Lors d'une audience d'une dizaine d'heures retransmise en direct à la télévision, les 11 juges de la plus haute institution judiciaire du Brésil ont rejeté sa demande d'habeas corpus, une mesure qui autorise tout condamné à rester en liberté tant qu'il n'a pas épuisé tous ses recours.
Selon de nombreux juristes, l'icône de la gauche brésilienne ne devrait toutefois pas se retrouver derrière les barreaux avant la semaine prochaine, le mardi 10 avril étant présenté comme la date la plus probable.
L'arrestation imminente de celui qui était donné en tête des intentions de vote pour la présidentielle rebat les cartes d'un scrutin présenté comme l'un des plus imprévisibles depuis des décennies.

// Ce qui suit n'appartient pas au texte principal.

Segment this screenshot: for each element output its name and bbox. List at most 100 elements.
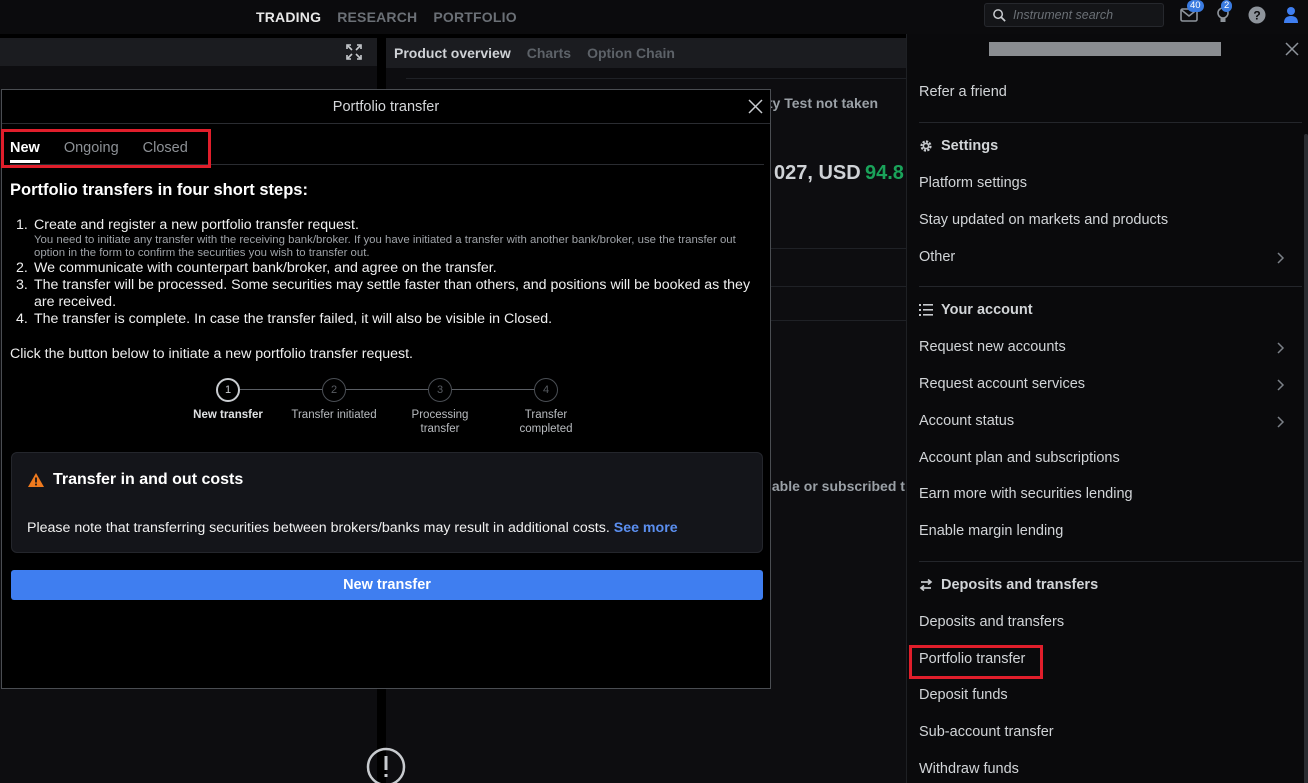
dialog-title: Portfolio transfer [2,90,770,124]
menu-account-status[interactable]: Account status [919,413,1014,429]
top-bar: TRADING RESEARCH PORTFOLIO Instrument se… [0,0,1308,34]
cost-text: Please note that transferring securities… [27,520,610,536]
portfolio-transfer-dialog: Portfolio transfer New Ongoing Closed Po… [1,89,771,689]
cost-text-wrapper: Please note that transferring securities… [27,520,678,536]
divider [771,320,911,321]
chevron-right-icon [1277,416,1285,428]
price-value: 94.8 [865,162,904,184]
account-section-header: Your account [919,302,1033,318]
product-tabs: Product overview Charts Option Chain [386,38,926,68]
search-placeholder: Instrument search [1013,8,1114,22]
tab-option-chain[interactable]: Option Chain [587,45,675,61]
nav-research[interactable]: RESEARCH [337,9,417,25]
divider [771,286,911,287]
stepper-node: 2 [322,378,346,402]
list-icon [919,304,933,316]
cost-notice: Transfer in and out costs Please note th… [11,452,763,553]
progress-stepper: 1 2 3 4 New transfer Transfer initiated … [172,378,592,442]
help-icon[interactable]: ? [1246,4,1268,26]
list-item: 2. We communicate with counterpart bank/… [16,260,764,277]
main-nav: TRADING RESEARCH PORTFOLIO [256,9,517,25]
list-item: 1. Create and register a new portfolio t… [16,217,764,260]
menu-deposits-and-transfers[interactable]: Deposits and transfers [919,614,1064,630]
account-header-label: Your account [941,302,1033,318]
deposits-section-header: Deposits and transfers [919,577,1098,593]
divider [919,286,1302,287]
menu-request-account-services[interactable]: Request account services [919,376,1085,392]
stepper-connector [346,389,429,390]
availability-text: lable or subscribed t [768,478,905,494]
close-icon[interactable] [1285,42,1299,56]
gear-icon [920,140,932,152]
stepper-connector [452,389,535,390]
steps-list: 1. Create and register a new portfolio t… [16,217,764,328]
menu-other[interactable]: Other [919,249,955,265]
cost-title-label: Transfer in and out costs [53,471,244,488]
step-number: 4. [16,311,28,327]
step-number: 1. [16,217,28,233]
left-panel-header [0,38,377,66]
stepper-label: Processing transfer [411,409,469,435]
expand-icon[interactable] [346,44,362,60]
svg-text:?: ? [1253,9,1260,23]
menu-stay-updated[interactable]: Stay updated on markets and products [919,212,1168,228]
menu-withdraw-funds[interactable]: Withdraw funds [919,761,1019,777]
cost-title: Transfer in and out costs [27,471,243,489]
divider [771,248,911,249]
step-number: 2. [16,260,28,276]
instrument-search-input[interactable]: Instrument search [984,3,1164,27]
bulb-icon[interactable]: 2 [1212,0,1234,26]
close-icon[interactable] [748,99,763,114]
alert-circle-icon [366,747,406,783]
new-transfer-button[interactable]: New transfer [11,570,763,600]
divider [919,122,1302,123]
user-name-redacted [989,42,1221,56]
step-text: Create and register a new portfolio tran… [34,217,359,233]
stepper-label: Transfer completed [519,409,573,435]
stepper-node: 4 [534,378,558,402]
tab-charts[interactable]: Charts [527,45,571,61]
divider [919,561,1302,562]
user-icon[interactable] [1280,4,1302,26]
intro-text: Click the button below to initiate a new… [10,346,413,362]
chevron-right-icon [1277,342,1285,354]
stepper-node: 3 [428,378,452,402]
menu-request-new-accounts[interactable]: Request new accounts [919,339,1066,355]
suitability-text: ity Test not taken [764,95,879,111]
warning-icon [28,473,44,487]
stepper-connector [240,389,323,390]
step-subtext: You need to initiate any transfer with t… [34,234,736,259]
messages-badge: 40 [1187,0,1204,12]
step-text: We communicate with counterpart bank/bro… [34,260,497,276]
menu-refer-friend[interactable]: Refer a friend [919,84,1007,100]
settings-section-header: Settings [919,138,998,154]
menu-deposit-funds[interactable]: Deposit funds [919,687,1008,703]
search-icon [993,9,1006,22]
portfolio-transfer-highlight [909,645,1043,679]
menu-account-plan[interactable]: Account plan and subscriptions [919,450,1120,466]
menu-platform-settings[interactable]: Platform settings [919,175,1027,191]
list-item: 4. The transfer is complete. In case the… [16,311,764,328]
steps-heading: Portfolio transfers in four short steps: [10,181,308,199]
tab-product-overview[interactable]: Product overview [394,45,511,61]
price-currency: 027, USD [774,162,861,184]
chevron-right-icon [1277,252,1285,264]
menu-margin-lending[interactable]: Enable margin lending [919,523,1063,539]
stepper-label: Transfer initiated [291,409,377,421]
top-icons: 40 2 ? [1178,0,1302,26]
mail-icon[interactable]: 40 [1178,0,1204,26]
nav-portfolio[interactable]: PORTFOLIO [433,9,516,25]
step-text: The transfer is complete. In case the tr… [34,311,553,327]
menu-scrollbar[interactable] [1304,134,1308,783]
stepper-node: 1 [216,378,240,402]
deposits-header-label: Deposits and transfers [941,577,1099,593]
nav-trading[interactable]: TRADING [256,9,321,25]
step-text: The transfer will be processed. Some sec… [34,277,751,310]
stepper-label: New transfer [193,409,263,421]
divider [406,78,906,79]
step-number: 3. [16,277,28,293]
see-more-link[interactable]: See more [614,520,678,536]
menu-sub-account-transfer[interactable]: Sub-account transfer [919,724,1054,740]
transfer-arrows-icon [919,579,933,591]
menu-securities-lending[interactable]: Earn more with securities lending [919,486,1133,502]
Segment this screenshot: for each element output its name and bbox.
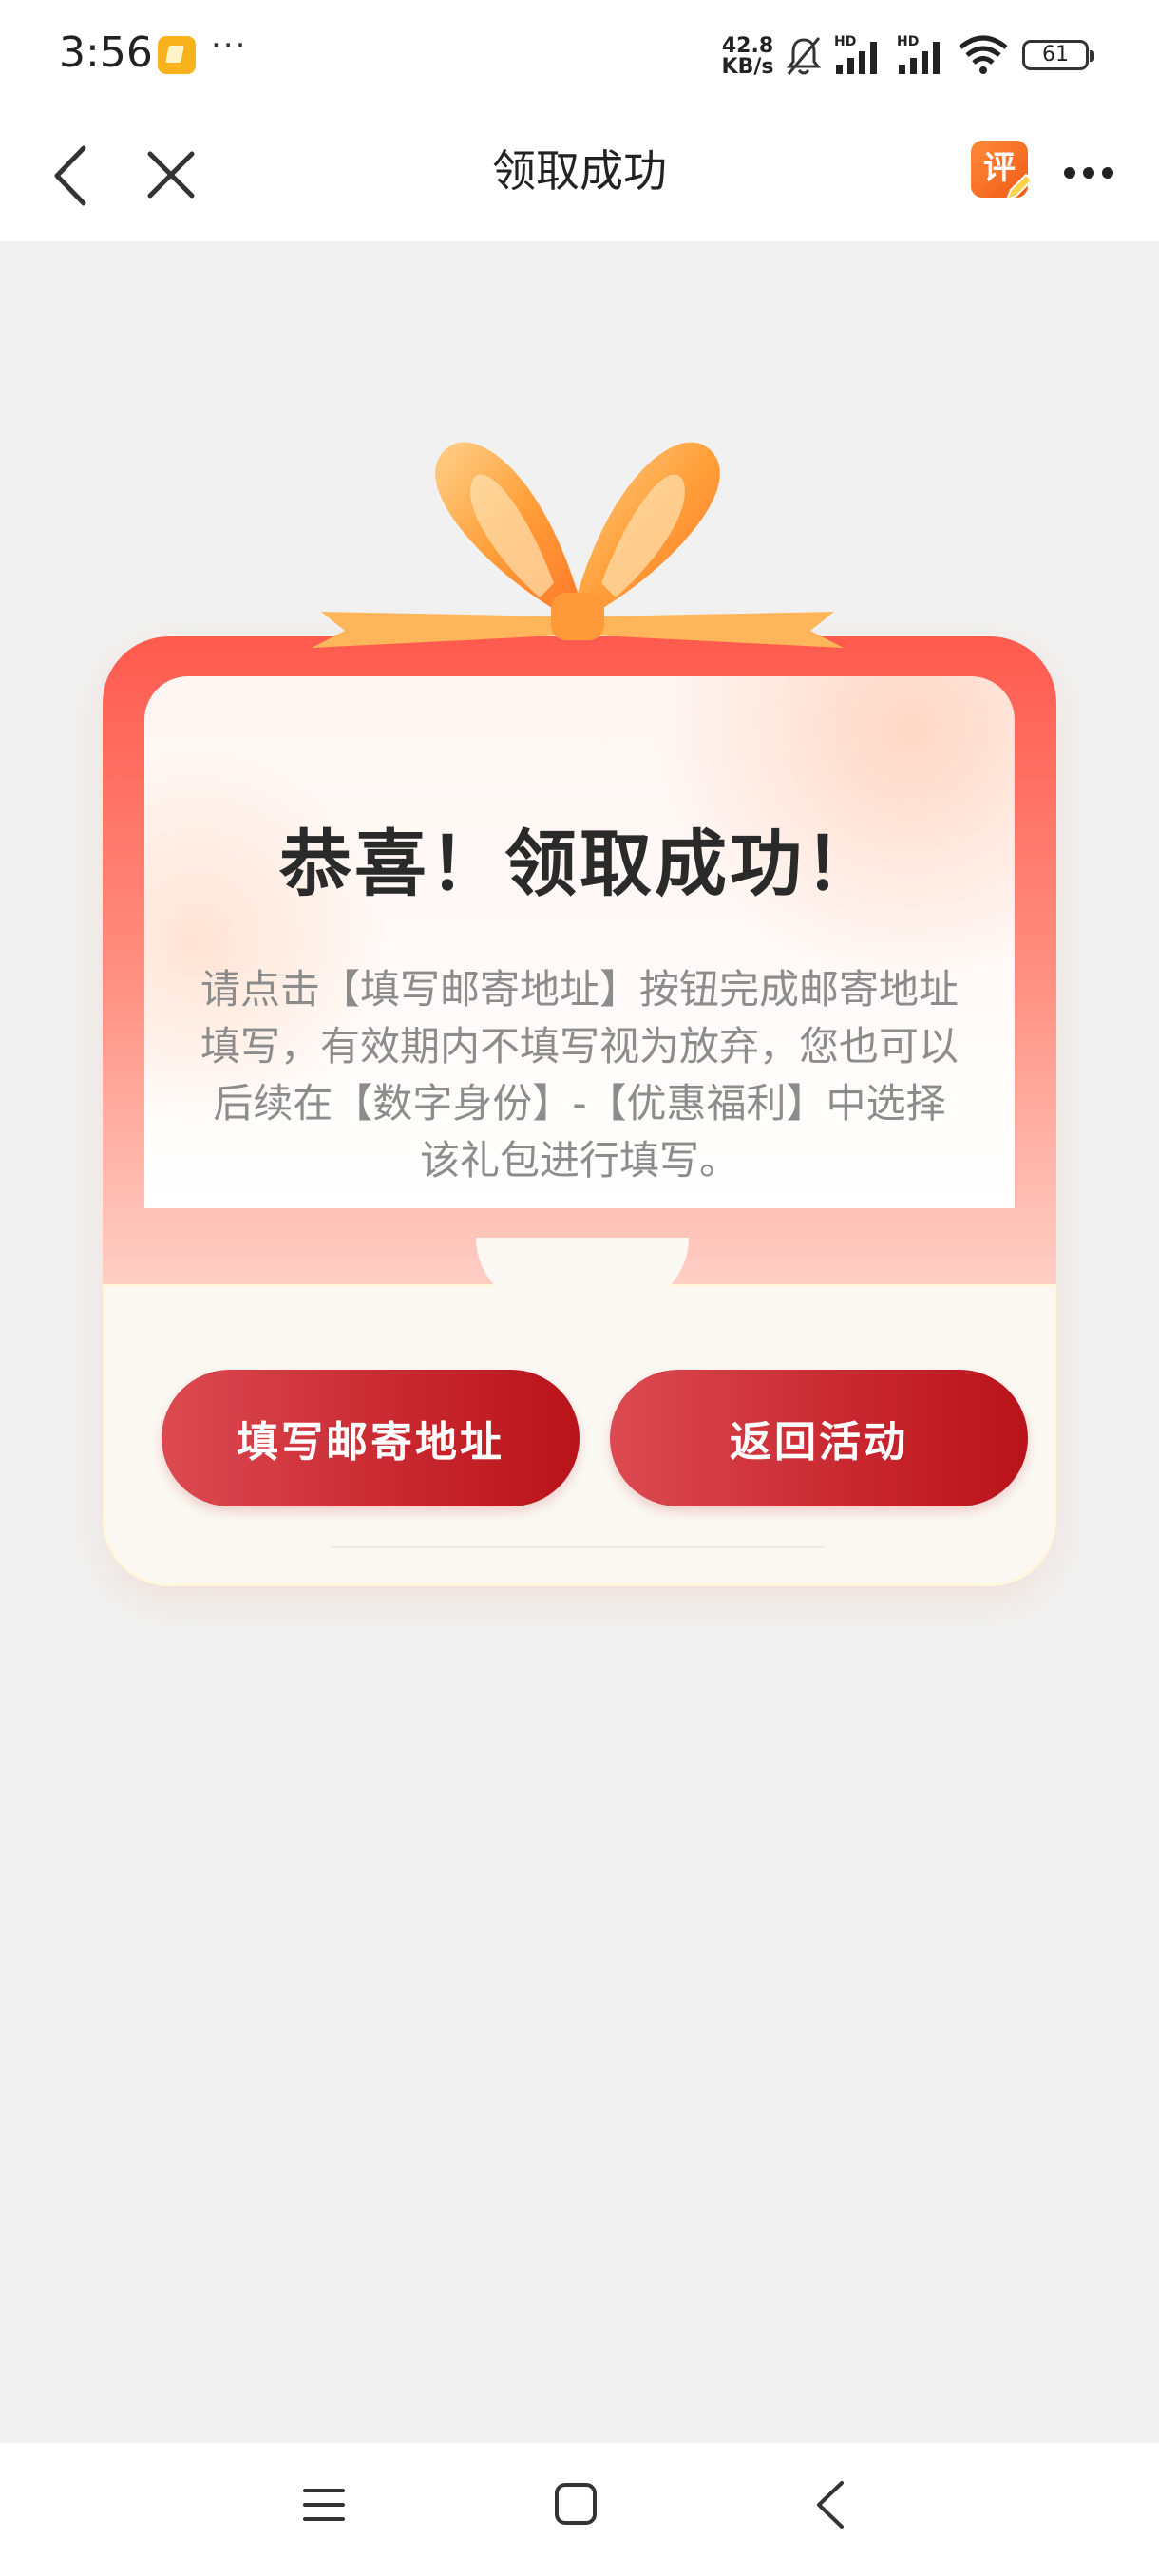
return-activity-button[interactable]: 返回活动 <box>610 1370 1028 1506</box>
system-nav-bar <box>0 2443 1159 2576</box>
more-notifications-indicator: ··· <box>211 27 248 65</box>
home-icon[interactable] <box>553 2481 598 2527</box>
network-speed-unit: KB/s <box>721 55 774 79</box>
gift-card: 恭喜！领取成功！ 请点击【填写邮寄地址】按钮完成邮寄地址填写，有效期内不填写视为… <box>103 437 1056 1596</box>
pen-icon <box>1005 173 1034 201</box>
signal-hd-label: HD <box>834 34 856 49</box>
more-icon[interactable] <box>1062 161 1115 184</box>
status-time: 3:56 <box>59 28 153 77</box>
footer-divider <box>331 1546 825 1548</box>
menu-icon[interactable] <box>302 2483 346 2527</box>
battery-icon: 61 <box>1022 40 1094 70</box>
title-bar: 领取成功 评 <box>0 112 1159 241</box>
signal-icon: HD <box>834 34 877 74</box>
back-nav-icon[interactable] <box>813 2479 847 2530</box>
signal-icon-2: HD <box>897 34 940 74</box>
app-notification-icon <box>158 36 196 74</box>
bell-muted-icon <box>786 37 822 75</box>
signal-hd-label-2: HD <box>897 34 919 49</box>
footer-notch <box>476 1238 689 1308</box>
wifi-icon <box>959 35 1008 74</box>
status-bar: 3:56 ··· 42.8 KB/s HD HD 61 <box>0 0 1159 112</box>
fill-address-button[interactable]: 填写邮寄地址 <box>162 1370 580 1506</box>
success-title: 恭喜！领取成功！ <box>279 822 880 906</box>
network-speed: 42.8 KB/s <box>720 36 775 78</box>
network-speed-value: 42.8 <box>721 34 774 58</box>
success-description: 请点击【填写邮寄地址】按钮完成邮寄地址填写，有效期内不填写视为放弃，您也可以后续… <box>200 966 959 1184</box>
gift-bow-icon <box>312 442 844 648</box>
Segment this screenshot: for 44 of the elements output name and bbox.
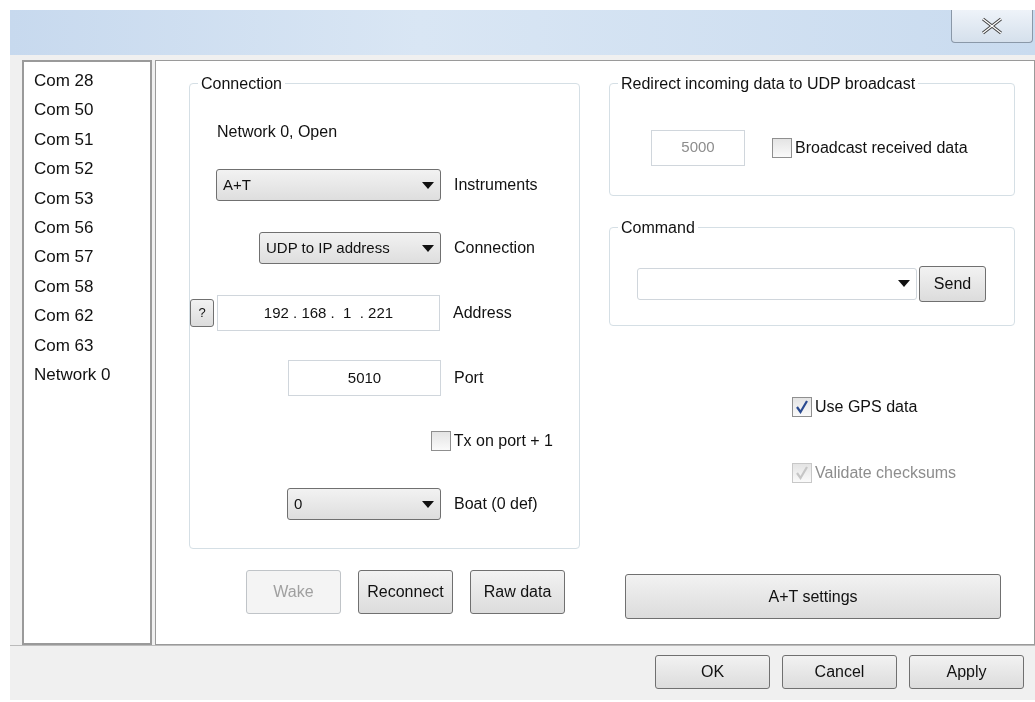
- checkbox-label: Use GPS data: [815, 397, 918, 417]
- field-label: Instruments: [453, 175, 539, 195]
- port-list-item[interactable]: Com 51: [32, 124, 150, 155]
- caret-icon: [898, 280, 910, 287]
- port-list-item[interactable]: Com 52: [32, 154, 150, 184]
- port-list-item[interactable]: Com 62: [32, 301, 150, 331]
- action-button[interactable]: Reconnect: [358, 570, 453, 614]
- field-label: Boat (0 def): [453, 494, 539, 514]
- help-button[interactable]: ?: [190, 299, 214, 327]
- port-list-item[interactable]: Com 63: [32, 330, 150, 361]
- caret-icon: [422, 244, 434, 252]
- caret-icon: [422, 181, 434, 189]
- group-title: Redirect incoming data to UDP broadcast: [618, 74, 919, 94]
- port-list-item[interactable]: Com 56: [32, 213, 150, 243]
- port-list-item[interactable]: Com 53: [32, 183, 150, 214]
- field-label: Connection: [453, 238, 536, 258]
- port-list-item[interactable]: Network 0: [32, 360, 150, 390]
- port-field[interactable]: 5010: [288, 360, 441, 396]
- dropdown[interactable]: UDP to IP address: [259, 232, 441, 264]
- field-label: Port: [453, 368, 485, 388]
- send-button[interactable]: Send: [919, 265, 986, 302]
- port-list-item[interactable]: Com 50: [32, 95, 150, 125]
- close-button[interactable]: [951, 10, 1033, 43]
- dropdown[interactable]: 0: [287, 488, 441, 520]
- dialog-button[interactable]: Apply: [909, 655, 1024, 689]
- dropdown[interactable]: A+T: [216, 169, 441, 201]
- dialog-button[interactable]: Cancel: [782, 655, 897, 689]
- settings-button[interactable]: A+T settings: [625, 574, 1001, 619]
- checkbox-label: Tx on port + 1: [453, 431, 553, 451]
- action-button[interactable]: Raw data: [470, 570, 565, 614]
- dialog-button[interactable]: OK: [655, 655, 770, 689]
- port-list-item[interactable]: Com 57: [32, 242, 150, 272]
- field-label: Address: [452, 303, 513, 323]
- close-icon: [980, 17, 1004, 35]
- port-list-item[interactable]: Com 28: [32, 66, 150, 96]
- port-list-item[interactable]: Com 58: [32, 271, 150, 302]
- status-text: Network 0, Open: [217, 122, 338, 142]
- caret-icon: [422, 500, 434, 508]
- checkbox[interactable]: [772, 137, 792, 158]
- checkbox[interactable]: [792, 397, 812, 417]
- checkbox[interactable]: [430, 431, 451, 451]
- checkbox-label: Broadcast received data: [795, 137, 968, 158]
- checkbox-label: Validate checksums: [815, 463, 957, 483]
- ip-address-field[interactable]: 192 . 168 . 1 . 221: [217, 295, 440, 331]
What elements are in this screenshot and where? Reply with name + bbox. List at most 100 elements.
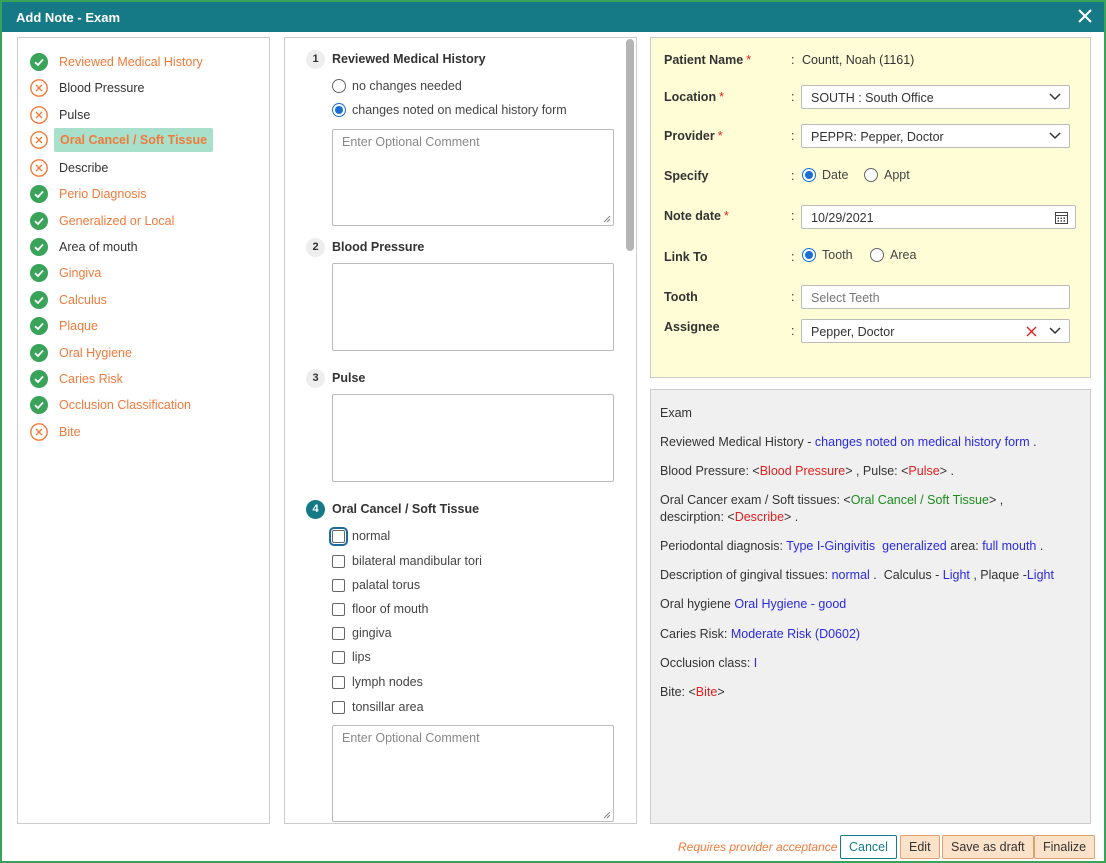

"La décision met pratiquement fin aux espoirs de Lula de se présenter à l'élection présidentielle d'octobre", estime Edward Glossop, analyste du cabinet britannique Capital Economics, dans une note. Et elle "ouvre totalement la course à la présidentielle".
Luiz Inacio Lula da Silva, 72 ans, devra purger une peine de 12 ans et un mois de prison pour avoir reçu un luxueux appartement en bord de mer de la part d'une entreprise de bâtiment en échange de faveurs dans l'obtention de marchés publics.
L'ex-président (2003-2010) nie farouchement, invoquant l'absence de preuves et dénonçant un complot visant à l'empêcher de briguer un troisième mandat, huit ans après avoir quitté le pouvoir avec une popularité record.
"Le peuple brésilien a le droit de voter pour Lula, le candidat de l'espérance. Sa candidature sera défendue dans les rues et dans toutes les instances, jusqu'aux dernières conséquences", a réagi sur Twitter le Parti des Travailleurs (PT), fondé par Lula dans les années 80.
"La présomption d'innocence, ce droit fondamental (...), n'a pas prévalu aujourd'hui pour Lula. C'est un jour triste pour la démocratie et pour le Brésil", a déploré la présidente du parti, Gleisi Hoffmann.
"La lutte continue"
Le Mouvement des travailleurs ruraux sans terre (MST) s'est lui aussi indigné sur Twitter: "Ce n'est pas seulement Lula qu'ils veulent arrêter, c'est aussi le rêve d'un pays plus juste. Nous ne le permettrons jamais. La lutte continue".
L'ex-président a également reçu le soutien du président vénézuélien Nicolas Maduro, qui a affirmé sur Twitter avoir "mal au coeur face à une telle injustice".
À l'image du Brésil, les 11 juges de la Cour suprême se sont montrés profondément divisés et la demande d'habeas corpus de Lula a été rejetée par six voix contre cinq.
Bien que très serré, ce résultat est une victoire éclatante pour les procureurs de l'opération "Lavage-Express", enquête tentaculaire qui a mis au jour un gigantesque scandale de corruption impliquant des hommes politiques de tous bords.
Même s'il a été rattrapé par les affaires, Lula reste perçu comme "près du peuple" et dispose encore d'un réservoir de voix considérable, notamment dans les régions pauvres du nord-est, dont il est originaire.
Mais il est aussi détesté par toute une partie de la population.
Mardi soir, à la veille du jugement, plusieurs dizaines de milliers de personnes avaient manifesté dans les plus grandes villes du pays pour réclamer son incarcération. Et mercredi soir, l'annonce de son revers face à la Cour suprême a été accueilli par des célébrations et des feux d'artifice de ses détracteurs à Brasilia.
"L'ex-président n'est pas au-dessus de la loi. Une décision dans le sens contraire frustrerait la société et serait un retour en arrière dans le combat contre l'impunité", a affirmé le parti de centre-droit PSDB dans un communiqué.
Dans ce pays qui a vécu sous le joug de la dictature militaire de 1964 à 1985, c'est le député d'extrême droite Jair Bolsonaro, grand nostalgique de cette époque, qui arrive derrière Lula dans les intentions de vote. Jeudi matin, il n'avait pas encore réagi publiquement.
Les marchés, instables ces derniers jours face à la possibilité que Lula puisse rester libre, devraient afficher leur soulagement jeudi, même si Capital Economics ne prévoit pas d'euphorie, rappelant que "les candidats favorables aux marchés comme le gouverneur de Sao Paulo Geraldo Alckmin n'ont que des intentions de vote à un chiffre".